Aid delivery system "collapsed"
Lowcock said convoys are ready to go to 10 besieged and hard-to-reach locations including 45 trucks with aid for 90,000 people in Douma in eastern Ghouta. He said that since February 18 over 580 people are reported to have been killed and well over 1,000 injured in air and ground strikes in the Damascus, home to about 400,000 people.
Lowcock also warned that delivery of aid across conflict lines to millions of people in besieged and hard-to-reach areas throughout Syria "has totally collapsed."
"Unless this changes," he declared, "we will soon see even more people dying from starvation and disease than from the bombing and the shelling."
No civilians leave Ghouta
Russia has ordered a five-hour daily humanitarian pause to allow civilians to exit the region that started on Tuesday.

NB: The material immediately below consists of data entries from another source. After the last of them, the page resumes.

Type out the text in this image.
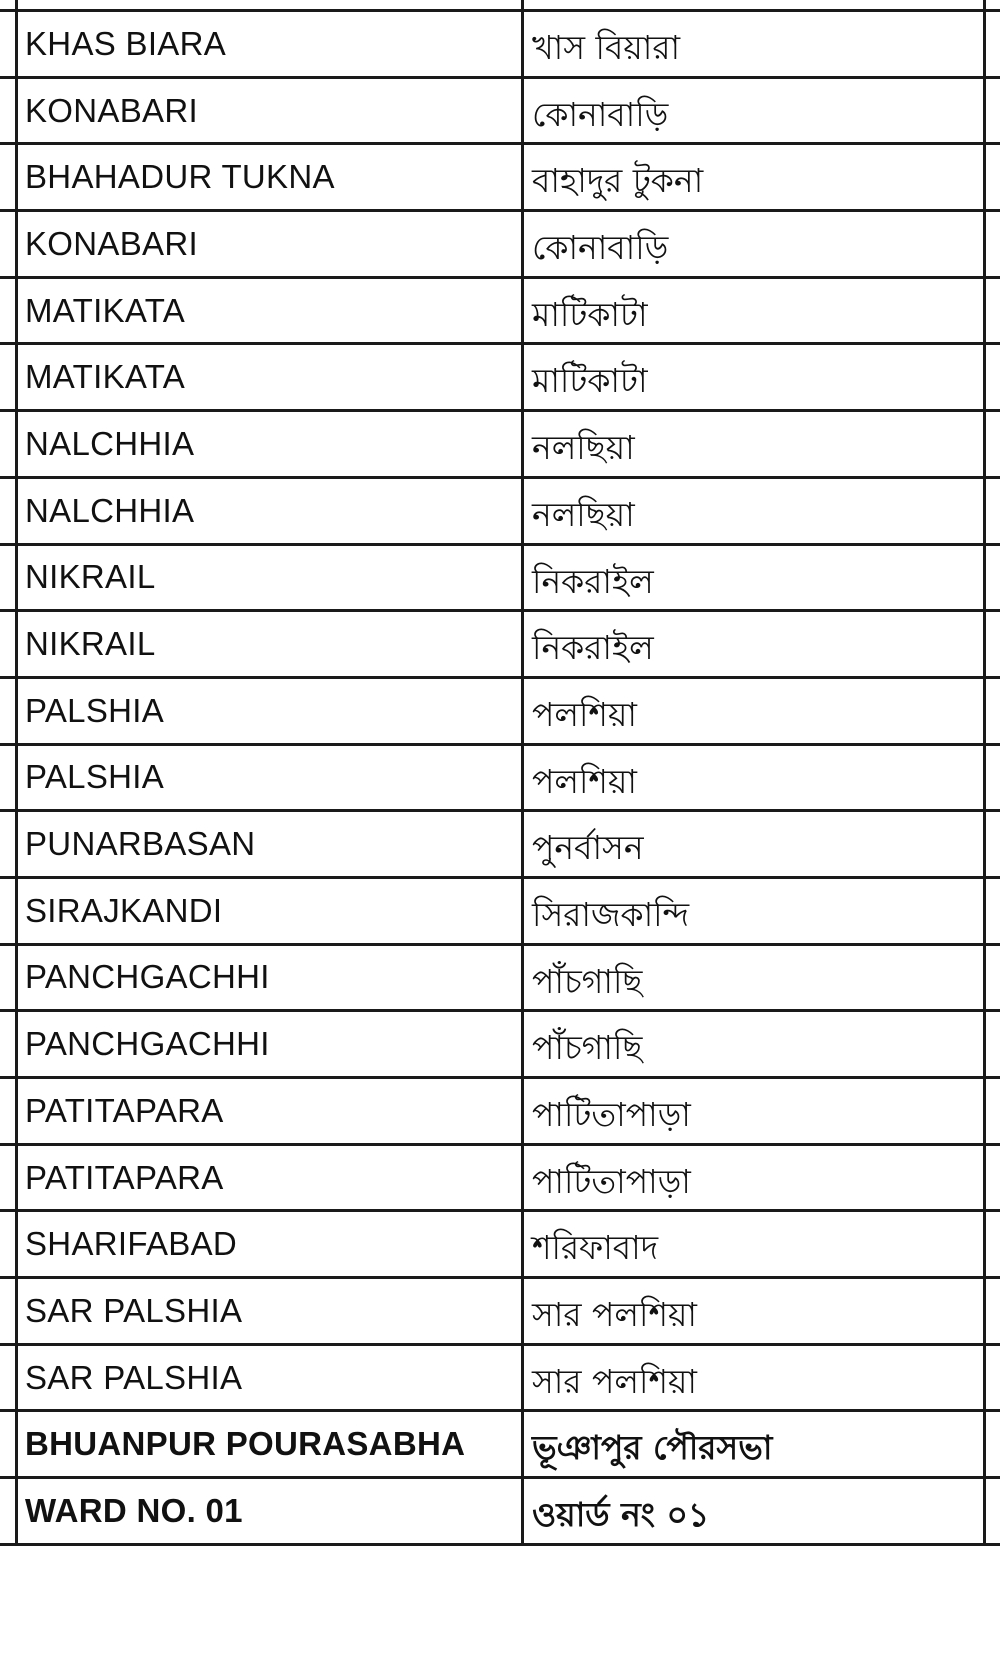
KHAS BIARA	খাস বিয়ারা
KONABARI	কোনাবাড়ি
BHAHADUR TUKNA	বাহাদুর টুকনা
KONABARI	কোনাবাড়ি
MATIKATA	মাটিকাটা
MATIKATA	মাটিকাটা
NALCHHIA	নলছিয়া
NALCHHIA	নলছিয়া
NIKRAIL	নিকরাইল
NIKRAIL	নিকরাইল
PALSHIA	পলশিয়া
PALSHIA	পলশিয়া
PUNARBASAN	পুনর্বাসন
SIRAJKANDI	সিরাজকান্দি
PANCHGACHHI	পাঁচগাছি
PANCHGACHHI	পাঁচগাছি
PATITAPARA	পাটিতাপাড়া
PATITAPARA	পাটিতাপাড়া
SHARIFABAD	শরিফাবাদ
SAR PALSHIA	সার পলশিয়া
SAR PALSHIA	সার পলশিয়া
BHUANPUR POURASABHA	ভূঞাপুর পৌরসভা
WARD NO. 01	ওয়ার্ড নং ০১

But no humanitarian aid has gone in and no civilians have left as the death toll tops 600 civilians in the last 10 days.
Residents said they do not trust the truce, and the UN and aid agencies criticised the unilateral arrangement, saying it gave no guarantees of safety for residents wishing to leave.
Regime forces, meanwhile, tried to push their way into the area, setting off ground battles.
Russian President Vladimir Putin blamed the opposition, saying they were preventing civilians from leaving the area known as eastern Ghouta and suggested Russia would not "endlessly tolerate" the situation there.
As TRT World 's Shamim Chowdhury reports, some residents are seeking refuge in underground shelters.
Regime offensive continues
The limited pause comes after a UN Security Council resolution that called for a nationwide 30-day cease-fire that failed to take hold.
While the relentless bombing has somewhat subsided in the region, home to around 400,000 civilians, the Syrian regime's push to squeeze the opposition groups out of the region continued.
The Syrian Observatory for Human Rights said regime shelling and limited clashes were reported on three fronts since the pause began: near Douma, in Harasta Farms, and near Shifouniyah.
The UN resolution came after hundreds of civilians were killed in eastern Ghouta and the region's medical facilities were targeted, overwhelming rescuers.
On the first day of the pause, activists reported around 20 civilians killed, including several pulled from under the rubble from previous bombings.
'Still there is no truce'
Bassam Abu Bashir, an anaesthetist in a hospital in eastern Ghouta, said the shelling continued on Tuesday and Wednesday but has largely spared his central hometown of Saqba and he had to deal with fewer injuries than in the past week.
He said the violence was now closer to the ground offensive areas. Abu Bashir said the shelling still struck civilians living in villages near the clashes.
"Even in areas that are calmer, there is still no truce. There are still jets flying over our heads and areas where there are gatherings that get targeted," Abu Bashir said.
"There are still injured coming in but not as many as before."
Eastern Ghouta, adjacent to the Syrian capital, came under opposition control in the early days of the regime crackdown on pro-democracy protests.
Under a siege since 2013, the region relied on tunnels and smuggling for supplies and movement.
But these tunnels have been controlled by the regime in the past months, tightening the siege on the region amid an escalating regime offensive.